Pre-trial detention is supposed to be a measure of last resort. Clearly there were other alternative measures to pre-trial detention in view of the minimal flight risk with a six-month-old baby and a four-year-old daughter staying with grandparents in Alicante.
Sara said: “I was very worried about my daughter, who had never been separated from me. I did not see her while I was in prison. My parents came to see me once in prison; travelling from Alicante was a major issue for them.”
But from the information obtained during Fair Trials’ research, there is no record of Spanish courts trying to obtain an interview through other cooperation channels, prior to taking the European Arrest Warrant route.
Despite being justified by her family situation and the fact that she was perfectly located, on supervised release ordered by the competent Romanian authority, the Spanish court issuing the EAW was unreceptive to the lawyer’s request for the EAW to be cancelled and for Sara to travel to Spain voluntarily within a term of one month.
Moreover, the EAW had been issued for a trial to be held. Yet the trial was held without the need for Sara to be physically present in Alicante as it was carried out via videoconference, no evidence was examined and the sentence of 1 year and 6 months’ imprisonment has not yet been enforced. This highlights that less onerous alternative measures could have been adopted that would not have affected Sara’s family situation.

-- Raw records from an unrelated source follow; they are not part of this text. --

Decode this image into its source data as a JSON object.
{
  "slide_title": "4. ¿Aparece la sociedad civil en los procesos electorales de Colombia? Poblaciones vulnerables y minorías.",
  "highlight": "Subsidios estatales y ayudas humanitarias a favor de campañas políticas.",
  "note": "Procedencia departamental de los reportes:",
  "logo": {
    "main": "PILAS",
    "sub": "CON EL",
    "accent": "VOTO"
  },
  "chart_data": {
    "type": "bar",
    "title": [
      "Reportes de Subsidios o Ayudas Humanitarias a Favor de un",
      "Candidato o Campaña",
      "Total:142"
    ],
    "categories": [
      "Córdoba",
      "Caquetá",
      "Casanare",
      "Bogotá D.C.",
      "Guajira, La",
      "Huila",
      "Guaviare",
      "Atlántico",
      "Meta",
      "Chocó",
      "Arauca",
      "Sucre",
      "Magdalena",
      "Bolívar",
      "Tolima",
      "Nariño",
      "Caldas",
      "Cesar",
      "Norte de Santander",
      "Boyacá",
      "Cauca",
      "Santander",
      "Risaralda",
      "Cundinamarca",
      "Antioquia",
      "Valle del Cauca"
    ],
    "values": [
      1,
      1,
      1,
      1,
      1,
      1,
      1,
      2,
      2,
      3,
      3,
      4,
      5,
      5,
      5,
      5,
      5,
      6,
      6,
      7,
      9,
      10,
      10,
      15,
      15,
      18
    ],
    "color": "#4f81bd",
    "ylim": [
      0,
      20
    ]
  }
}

Sara has not received final word from the court and may yet have to return to prison with her youngest two children. The eldest will stay with Sara’s parents in Alicante because she is too old to be allowed to accompany her mother to prison.
Recalling her last experience in detention and contemplating her eventual return, Sara said:
“I had never abandoned them before. So, she would ask me why it took me so long to come home [when Sara was jailed earlier] when I spoke with her on the phone. ‘I’m working,’ I’d say. Now, I need to get help from my mother and my mother-in-law, so the girl doesn’t feel that life has changed. She doesn’t understand why I’ll take her sister and brother with me.
I’m taking my two-year-old and the 8-month-old baby, but they don’t allow my six-year-old daughter to come with me. My son is going to get traumatized, the two-year-old. Just imagine the change. He’s really active, used to run around everywhere in the house as he pleases, but over there, he’ll have to be quiet because the other kids are sleeping, he’ll have to eat at certain times, he’ll have go to kindergarten outside the prison.
Both of them will be required to go to the kindergarten outside the prison. I’ll be left behind… I’ll just wait for them to come from the kindergarten, just killing time until they arrive.”